UK plain clothes police to hunt drivers endangering cyclists

West Midlands Police thought to be first UK force to proactively target ‘close-pass’ drivers

Police in Britain are to use plain clothes officers riding bikes to identify and catch “close-pass” drivers who endanger cyclists.

West Midlands Police force is thought to be the first in the country to proactively target motorists who flout laws requiring them to give cyclists at least the same space as they would vehicles when overtaking.

Anyone encroaching inside a safe passing distance “widely considered to be a minimum of 1.5 metres” runs the risk of being prosecuted for driving without due care and attention.

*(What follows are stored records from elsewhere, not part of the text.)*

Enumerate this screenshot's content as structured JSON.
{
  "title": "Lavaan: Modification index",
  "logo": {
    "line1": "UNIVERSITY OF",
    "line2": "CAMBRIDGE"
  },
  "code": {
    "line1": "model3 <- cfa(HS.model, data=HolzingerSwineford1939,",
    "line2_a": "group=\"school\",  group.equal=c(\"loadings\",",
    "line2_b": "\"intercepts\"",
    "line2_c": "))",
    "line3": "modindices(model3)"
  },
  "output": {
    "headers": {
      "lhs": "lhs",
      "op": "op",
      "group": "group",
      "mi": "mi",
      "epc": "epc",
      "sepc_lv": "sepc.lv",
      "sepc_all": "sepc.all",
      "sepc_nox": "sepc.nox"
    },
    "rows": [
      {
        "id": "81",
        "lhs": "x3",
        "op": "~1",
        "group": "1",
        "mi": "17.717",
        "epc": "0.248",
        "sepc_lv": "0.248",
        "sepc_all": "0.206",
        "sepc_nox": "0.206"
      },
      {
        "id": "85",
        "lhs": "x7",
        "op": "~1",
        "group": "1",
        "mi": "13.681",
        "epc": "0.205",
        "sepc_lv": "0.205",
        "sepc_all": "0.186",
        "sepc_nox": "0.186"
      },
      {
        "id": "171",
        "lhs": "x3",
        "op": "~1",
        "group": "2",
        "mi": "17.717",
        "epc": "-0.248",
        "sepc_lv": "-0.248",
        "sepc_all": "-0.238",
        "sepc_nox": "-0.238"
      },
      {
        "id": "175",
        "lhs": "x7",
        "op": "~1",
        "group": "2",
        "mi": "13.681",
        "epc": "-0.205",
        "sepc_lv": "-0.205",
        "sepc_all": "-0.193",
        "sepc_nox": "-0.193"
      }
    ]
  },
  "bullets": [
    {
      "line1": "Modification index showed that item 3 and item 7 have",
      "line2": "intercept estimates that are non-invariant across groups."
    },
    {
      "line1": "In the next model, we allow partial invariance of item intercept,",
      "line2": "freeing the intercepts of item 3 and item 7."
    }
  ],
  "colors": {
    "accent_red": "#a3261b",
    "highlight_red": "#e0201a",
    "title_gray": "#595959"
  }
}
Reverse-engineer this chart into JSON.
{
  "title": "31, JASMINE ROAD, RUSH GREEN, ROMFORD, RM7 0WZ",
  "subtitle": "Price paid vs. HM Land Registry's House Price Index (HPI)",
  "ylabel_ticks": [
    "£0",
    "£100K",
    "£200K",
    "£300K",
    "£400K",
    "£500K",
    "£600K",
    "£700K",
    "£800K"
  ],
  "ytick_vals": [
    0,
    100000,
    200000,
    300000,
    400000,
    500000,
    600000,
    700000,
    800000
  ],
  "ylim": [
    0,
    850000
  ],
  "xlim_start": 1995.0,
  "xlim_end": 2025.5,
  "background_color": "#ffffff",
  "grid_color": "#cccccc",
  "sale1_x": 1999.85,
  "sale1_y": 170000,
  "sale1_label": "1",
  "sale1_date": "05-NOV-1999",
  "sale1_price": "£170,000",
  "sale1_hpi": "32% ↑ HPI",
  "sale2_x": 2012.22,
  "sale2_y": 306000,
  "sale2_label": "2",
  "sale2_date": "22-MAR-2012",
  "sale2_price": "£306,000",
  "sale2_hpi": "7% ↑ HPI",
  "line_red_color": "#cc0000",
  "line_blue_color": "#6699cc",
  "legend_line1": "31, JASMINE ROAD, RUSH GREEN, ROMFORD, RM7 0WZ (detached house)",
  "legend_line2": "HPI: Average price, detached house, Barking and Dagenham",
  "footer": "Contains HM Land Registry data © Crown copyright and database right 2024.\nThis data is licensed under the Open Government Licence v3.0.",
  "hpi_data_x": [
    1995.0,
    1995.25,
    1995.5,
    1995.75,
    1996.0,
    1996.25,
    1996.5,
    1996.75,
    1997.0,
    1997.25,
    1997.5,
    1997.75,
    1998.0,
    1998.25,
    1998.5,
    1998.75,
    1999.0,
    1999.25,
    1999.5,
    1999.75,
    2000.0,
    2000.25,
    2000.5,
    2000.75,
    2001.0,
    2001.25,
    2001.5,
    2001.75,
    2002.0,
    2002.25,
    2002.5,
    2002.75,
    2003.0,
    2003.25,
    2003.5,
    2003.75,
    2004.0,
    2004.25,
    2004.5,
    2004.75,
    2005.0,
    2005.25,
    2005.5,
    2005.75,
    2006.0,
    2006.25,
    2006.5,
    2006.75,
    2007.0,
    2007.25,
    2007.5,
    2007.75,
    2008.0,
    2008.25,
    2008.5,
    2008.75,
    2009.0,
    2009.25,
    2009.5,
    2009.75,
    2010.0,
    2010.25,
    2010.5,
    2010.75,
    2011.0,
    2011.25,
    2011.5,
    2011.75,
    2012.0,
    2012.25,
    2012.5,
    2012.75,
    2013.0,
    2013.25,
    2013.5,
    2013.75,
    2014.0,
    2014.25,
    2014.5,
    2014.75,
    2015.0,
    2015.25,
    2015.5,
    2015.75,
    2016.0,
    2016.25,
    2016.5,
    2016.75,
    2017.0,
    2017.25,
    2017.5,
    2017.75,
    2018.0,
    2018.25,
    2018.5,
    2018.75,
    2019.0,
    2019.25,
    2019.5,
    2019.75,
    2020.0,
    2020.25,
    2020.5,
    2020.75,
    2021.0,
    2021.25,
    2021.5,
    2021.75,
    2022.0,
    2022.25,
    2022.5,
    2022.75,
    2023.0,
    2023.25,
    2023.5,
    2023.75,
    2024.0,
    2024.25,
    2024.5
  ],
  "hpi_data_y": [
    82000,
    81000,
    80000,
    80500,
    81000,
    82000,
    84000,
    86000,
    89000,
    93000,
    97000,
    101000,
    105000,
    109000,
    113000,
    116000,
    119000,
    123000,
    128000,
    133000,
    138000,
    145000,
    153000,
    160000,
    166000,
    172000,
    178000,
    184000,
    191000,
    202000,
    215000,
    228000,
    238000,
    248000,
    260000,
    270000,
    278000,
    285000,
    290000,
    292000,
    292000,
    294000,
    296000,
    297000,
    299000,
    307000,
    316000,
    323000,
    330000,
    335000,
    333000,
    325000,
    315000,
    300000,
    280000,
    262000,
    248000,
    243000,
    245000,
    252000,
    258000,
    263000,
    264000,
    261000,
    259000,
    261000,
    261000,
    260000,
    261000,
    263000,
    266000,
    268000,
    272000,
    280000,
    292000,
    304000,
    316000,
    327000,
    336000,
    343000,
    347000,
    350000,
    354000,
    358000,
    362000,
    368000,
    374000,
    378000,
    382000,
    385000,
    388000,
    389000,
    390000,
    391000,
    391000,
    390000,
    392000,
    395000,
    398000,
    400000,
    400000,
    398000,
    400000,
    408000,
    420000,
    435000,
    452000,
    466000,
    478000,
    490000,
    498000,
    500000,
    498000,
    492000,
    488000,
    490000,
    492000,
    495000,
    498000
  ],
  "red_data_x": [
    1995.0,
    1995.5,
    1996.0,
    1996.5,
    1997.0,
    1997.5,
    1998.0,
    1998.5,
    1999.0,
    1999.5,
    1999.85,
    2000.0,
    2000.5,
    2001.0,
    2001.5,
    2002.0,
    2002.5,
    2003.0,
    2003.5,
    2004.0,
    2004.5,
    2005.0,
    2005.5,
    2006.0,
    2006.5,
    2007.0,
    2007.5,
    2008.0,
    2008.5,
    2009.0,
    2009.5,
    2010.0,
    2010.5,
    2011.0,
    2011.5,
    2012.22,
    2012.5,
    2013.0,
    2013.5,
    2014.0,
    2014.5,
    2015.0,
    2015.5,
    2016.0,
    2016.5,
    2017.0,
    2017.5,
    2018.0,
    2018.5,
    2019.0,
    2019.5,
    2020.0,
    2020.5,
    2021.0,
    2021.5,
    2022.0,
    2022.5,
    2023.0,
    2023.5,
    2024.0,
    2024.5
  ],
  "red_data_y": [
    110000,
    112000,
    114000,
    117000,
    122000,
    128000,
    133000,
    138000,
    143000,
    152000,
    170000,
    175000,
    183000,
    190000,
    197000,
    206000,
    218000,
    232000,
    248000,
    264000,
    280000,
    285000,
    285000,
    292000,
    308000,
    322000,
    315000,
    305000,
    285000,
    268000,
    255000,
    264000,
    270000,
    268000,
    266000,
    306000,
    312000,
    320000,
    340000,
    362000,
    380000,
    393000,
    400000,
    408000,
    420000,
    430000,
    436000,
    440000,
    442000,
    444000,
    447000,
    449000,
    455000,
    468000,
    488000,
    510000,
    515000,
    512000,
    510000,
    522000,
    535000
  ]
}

The new operation will see officers in plain clothes saddle up on some of Birmingham’s busiest routes.


Under the initiative - which was trialled over four days last month - police cyclists radio through details of “close-pass” drivers for colleagues in cars to intercept at a designated holding point.

Safe overtaking

Drivers will be offered road-side educational input on safe overtaking, but repeat offenders - or anyone deemed to have driven dangerously close to a cyclist - could be prosecuted.

West Midlands Police traffic officer and cyclist PC Mark Hodson said: "As a police force we must do our utmost to protect vulnerable road users and show that anyone who puts them in danger through poor driving will be dealt with.

“Cyclists may suddenly need to avoid uneven road surfaces or obstacles like drain covers, so it’s important to afford them plenty of room when overtaking.

“We know that close passing is the single biggest deterrent stopping more people from taking to their bikes.

“Drivers need to consider that a cyclist they are overtaking could be a police officer - and if they don’t pass them safely they could be prosecuted.”

David Cox, chairman of trustees at charity UK Cycling, said: "We are delighted that West Midlands Police is to actively target close-pass drivers.

“The outcome will mean greater safety for everyone who cycles or would like to use a cycle for everyday trips.”